Writer Ralph Waldo Ellison (1914 -1994) saw America as a place of endless possibilities and his words searched for the meaning of freedom and identity.
As a young man, his heart's desire was to be a musician, so he moved from Oklahoma City to New York in 1936. "I thought of it as the freest of American cities and considered Harlem as the site and symbol of Afro-American progress," he explained.
In New York, he met Richard Wright, a black storyteller who urged Ellison to write and "give voice to the voiceless black experience." Ellison listened and began to integrate his passion for jazz with the flow of his word construction.
What emerged was Invisible Man, a seven-year project that became a college text standard upon its 1952 release. Named by Book Week as "the most distinguished single work" published in America between 1945 and 1965, the novel is written in first person, singular.
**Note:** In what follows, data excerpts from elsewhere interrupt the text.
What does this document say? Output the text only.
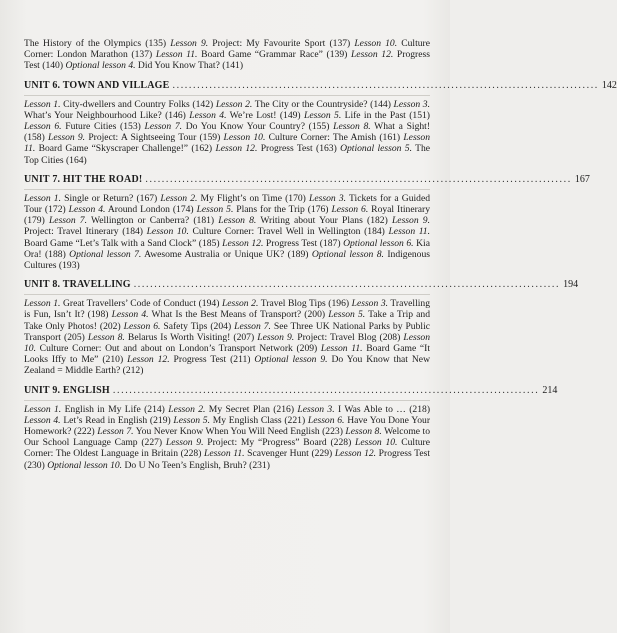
The History of the Olympics (135) Lesson 9. Project: My Favourite Sport (137) Lesson 10. Culture Corner: London Marathon (137) Lesson 11. Board Game “Grammar Race” (139) Lesson 12. Progress Test (140) Optional lesson 4. Did You Know That? (141)

UNIT 6. TOWN AND VILLAGE ........................................................................................................ 142

Lesson 1. City-dwellers and Country Folks (142) Lesson 2. The City or the Countryside? (144) Lesson 3. What’s Your Neighbourhood Like? (146) Lesson 4. We’re Lost! (149) Lesson 5. Life in the Past (151) Lesson 6. Future Cities (153) Lesson 7. Do You Know Your Country? (155) Lesson 8. What a Sight! (158) Lesson 9. Project: A Sightseeing Tour (159) Lesson 10. Culture Corner: The Amish (161) Lesson 11. Board Game “Skyscraper Challenge!” (162) Lesson 12. Progress Test (163) Optional lesson 5. The Top Cities (164)

UNIT 7. HIT THE ROAD! ........................................................................................................ 167

Lesson 1. Single or Return? (167) Lesson 2. My Flight’s on Time (170) Lesson 3. Tickets for a Guided Tour (172) Lesson 4. Around London (174) Lesson 5. Plans for the Trip (176) Lesson 6. Royal Itinerary (179) Lesson 7. Wellington or Canberra? (181) Lesson 8. Writing about Your Plans (182) Lesson 9. Project: Travel Itinerary (184) Lesson 10. Culture Corner: Travel Well in Wellington (184) Lesson 11. Board Game “Let’s Talk with a Sand Clock” (185) Lesson 12. Progress Test (187) Optional lesson 6. Kia Ora! (188) Optional lesson 7. Awesome Australia or Unique UK? (189) Optional lesson 8. Indigenous Cultures (193)

UNIT 8. TRAVELLING ........................................................................................................ 194

Lesson 1. Great Travellers’ Code of Conduct (194) Lesson 2. Travel Blog Tips (196) Lesson 3. Travelling is Fun, Isn’t It? (198) Lesson 4. What Is the Best Means of Transport? (200) Lesson 5. Take a Trip and Take Only Photos! (202) Lesson 6. Safety Tips (204) Lesson 7. See Three UK National Parks by Public Transport (205) Lesson 8. Belarus Is Worth Visiting! (207) Lesson 9. Project: Travel Blog (208) Lesson 10. Culture Corner: Out and about on London’s Transport Network (209) Lesson 11. Board Game “It Looks Iffy to Me” (210) Lesson 12. Progress Test (211) Optional lesson 9. Do You Know that New Zealand = Middle Earth? (212)

UNIT 9. ENGLISH ........................................................................................................ 214

Lesson 1. English in My Life (214) Lesson 2. My Secret Plan (216) Lesson 3. I Was Able to … (218) Lesson 4. Let’s Read in English (219) Lesson 5. My English Class (221) Lesson 6. Have You Done Your Homework? (222) Lesson 7. You Never Know When You Will Need English (223) Lesson 8. Welcome to Our School Language Camp (227) Lesson 9. Project: My “Progress” Board (228) Lesson 10. Culture Corner: The Oldest Language in Britain (228) Lesson 11. Scavenger Hunt (229) Lesson 12. Progress Test (230) Optional lesson 10. Do U No Teen’s English, Bruh? (231)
Its nameless narrator, a black man growing up in the South and Harlem in the 1930s, struggles for identity in a world of intolerance.
"I am an invisible man. I am a man of substance, of flesh and bone, fiber and liquids -- and I might even be said to possess a mind. I am invisible, understand, simply because people refuse to see me."
Invisible Man, the only book Ellison published in his lifetime, was a critical and cultural phenomena. "I think the good novelist reduces the chaos of human experience to artistic form. And when successful, he provides the reader with a fresh vision of reality," observed Ellison, who received the Presidential Medal of Freedom in 1969.